Those who live more than 6 hours a day are 40% more likely to die than society.
Learning how to sit properly can help you stay healthy and safe, no matter where you sit.
Push your hips back to the chair as far as they can go. The best way to sit in office chairs is to get your hips back as far as they go, allowing your back and shoulders to support the shape, and then adjust the other components of the chair to provide support. If you are sitting on a flat and sturdy chair, drag your hips to the back edge of the chair and sit with your back against the curvature of the chair. Sit with your back and shoulders as if supporting the back of the chair. If you are sitting on a chaise lounge or armchair, it is important to keep your feet straight on the floor and your back straight. Your shoulders should be back and you should go as far as possible.
If you are going to sit longer, move back and forth if possible. This helps keep the body active and balanced.

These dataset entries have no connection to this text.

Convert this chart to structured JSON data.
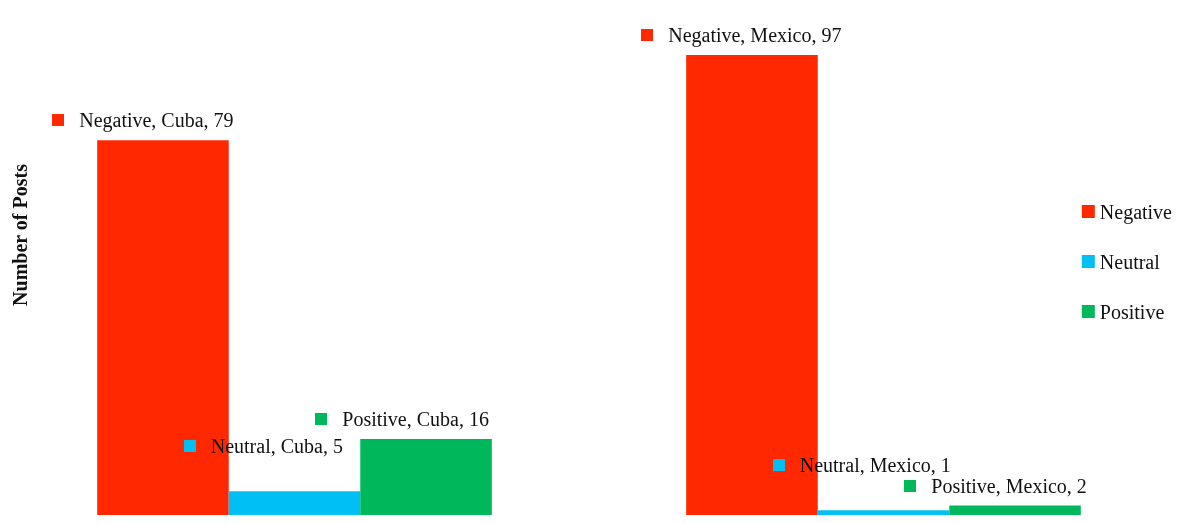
{
  "chart_data": {
    "type": "bar",
    "ylabel": "Number of Posts",
    "categories": [
      null,
      null
    ],
    "legend": "right",
    "series": [
      {
        "name": "Negative",
        "color": "#ff2800",
        "values": [
          79,
          97
        ],
        "value_labels": [
          "Negative, Cuba, 79",
          "Negative, Mexico, 97"
        ]
      },
      {
        "name": "Neutral",
        "color": "#00bff3",
        "values": [
          5,
          1
        ],
        "value_labels": [
          "Neutral, Cuba, 5",
          "Neutral, Mexico, 1"
        ]
      },
      {
        "name": "Positive",
        "color": "#00b85c",
        "values": [
          16,
          2
        ],
        "value_labels": [
          "Positive, Cuba, 16",
          "Positive, Mexico, 2"
        ]
      }
    ]
  }
}
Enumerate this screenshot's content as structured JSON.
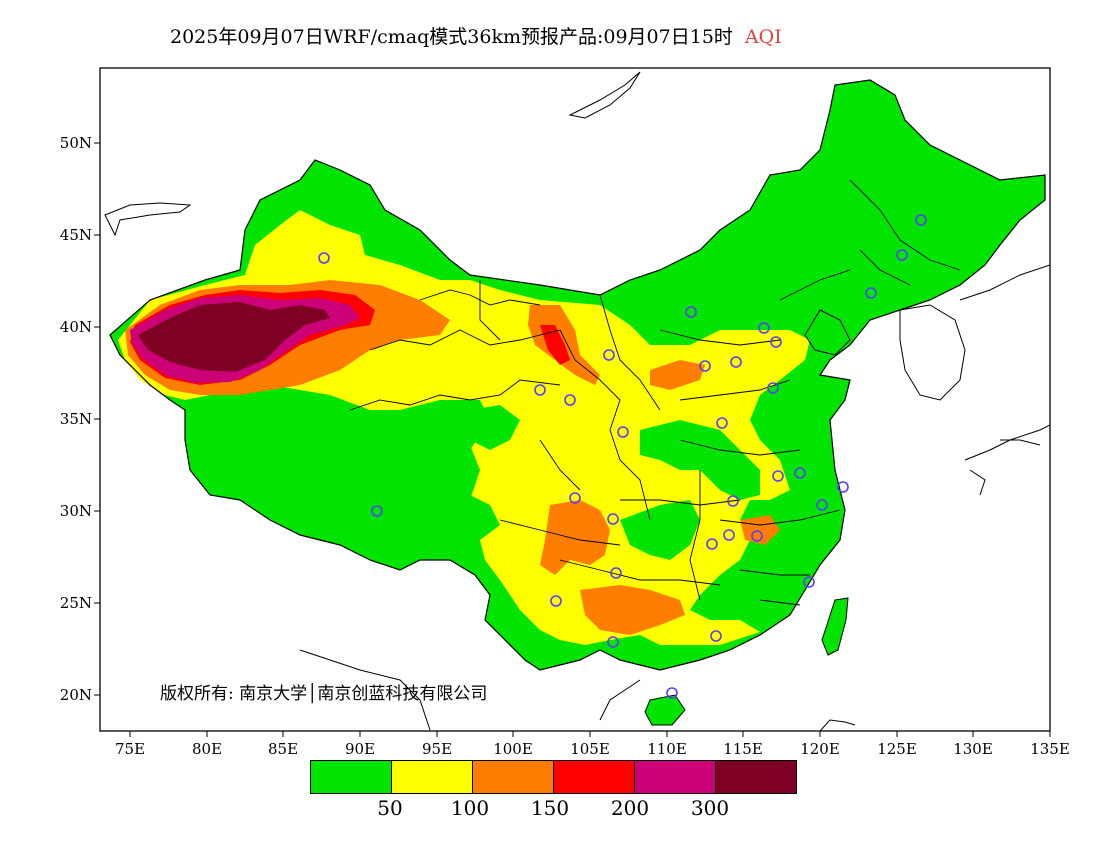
{
  "title": {
    "text": "2025年09月07日WRF/cmaq模式36km预报产品:09月07日15时",
    "variable": "AQI"
  },
  "axes": {
    "lat_labels": [
      "50N",
      "45N",
      "40N",
      "35N",
      "30N",
      "25N",
      "20N"
    ],
    "lon_labels": [
      "75E",
      "80E",
      "85E",
      "90E",
      "95E",
      "100E",
      "105E",
      "110E",
      "115E",
      "120E",
      "125E",
      "130E",
      "135E"
    ]
  },
  "copyright": "版权所有: 南京大学│南京创蓝科技有限公司",
  "legend": {
    "colors": [
      "#00e400",
      "#ffff00",
      "#ff7e00",
      "#ff0000",
      "#cc0077",
      "#7e0023"
    ],
    "labels": [
      "50",
      "100",
      "150",
      "200",
      "300"
    ]
  }
}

Adjust the height of your seat to suit your body. The seat of your chair should be high enough so your feet are on the ground. If your chair is too low, you can strain your neck, if you sit too long, your shoulders may tire over time. If you need to adjust your seat higher, you may find that your feet do not reach the floor comfortably. In this case, try to put a stool, cushion or other object under your feet.
Adjust the back of the seat at a recumbent angle of 100 ° -110 °. Ideally, the back of the fixed chair should not be perfectly straight, ie angled back up to 90 °. This would be much more comfortable and supportive for your back than a perfectly flat backrest.
Make sure your upper and lower back are supported. A good chair should offer a slightly protruding lumbar support on the lower back to support your lower back on both sides so that you can stand comfortably and upright. But if this kind of support isn’t available, you have to do it yourself. If necessary, use inflatable cushions or small pillows between the back of the chair and your spine, just above the hips. This will be much more comfortable. If your chair has an active back mechanism, adjust your chair slowly and make frequent changes in position, swing back and forth while sitting and working to keep your back from being motionless.
Adjust the armrests. Ideally your armrests should be adjusted so your shoulders and even your wrists are comfortable if you’re typing. For more specific suggestions on sitting at the computer, read the next section. Alternatively, you can remove the armrests if they are bothering you. Armrests are not required for support.
If possible, sit in an active chair. Sitting for long periods of time in an office environment leads to an increasing risk of serious health problems, including back and shoulder, as well as heart disease. For this reason, active sitting methods are more popular than ever and may be a good option for you. Instead of using the chair as a resting place, active seating devices such as high tables, chairs that allow you to bend your knee, and other ergonomic alternatives should be used that force your body to keep upright. Passive chairs, even ergonomic ones, may tend to force your spine into uncomfortably upright positions.
Adjust the height of the keyboard with your shoulders relaxed, elbows slightly bent away from your body, wrists and hands straight. To ensure the keyboard is comfortable, use the keyboard tray mechanism or the keyboard feet to adjust the tilt. If you sit in a forward or upright position, try moving your keyboard away from you, but if you reach out a little further, a slight forward tilt will help maintain a straight wrist position. Ergonomic keyboards rest in the center by allowing more natural wrist alignment allowing your thumb to point in the air rather than placing your palms on the ground. Otherwise, you will get wrist pain.
Set up the monitor and source documents accordingly. Ideally, if you want to keep your neck in a balanced, comfortable position, you don’t need to stretch your neck to see what you are working on. Center your monitor directly in front of your keyboard. Place the top of the monitor approximately 2-3 ”below your eye level when you sit down. If you are wearing bifocals, lower the monitor to a comfortable reading level.
Pay attention to using a mouse in an ergonomic way. An ergonomic mouse keeps your wrist parallel to your body. Otherwise, this ensures that your wrist is at a natural resting state rather than parallel to the floor, which can lead to a carpal tunnel in many repetitions. The mouse pad and traditional mouse found in most laptops also do what the keyboard does: that is, it forces your wrists into an unnatural position, and this can cause carpal tunnel problems and chronic pain over time.
Stay as active as possible in the workplace. If you work in an office, you should get up and move at regular intervals to avoid stress pain and long-term damage to your arms, neck, shoulders and back.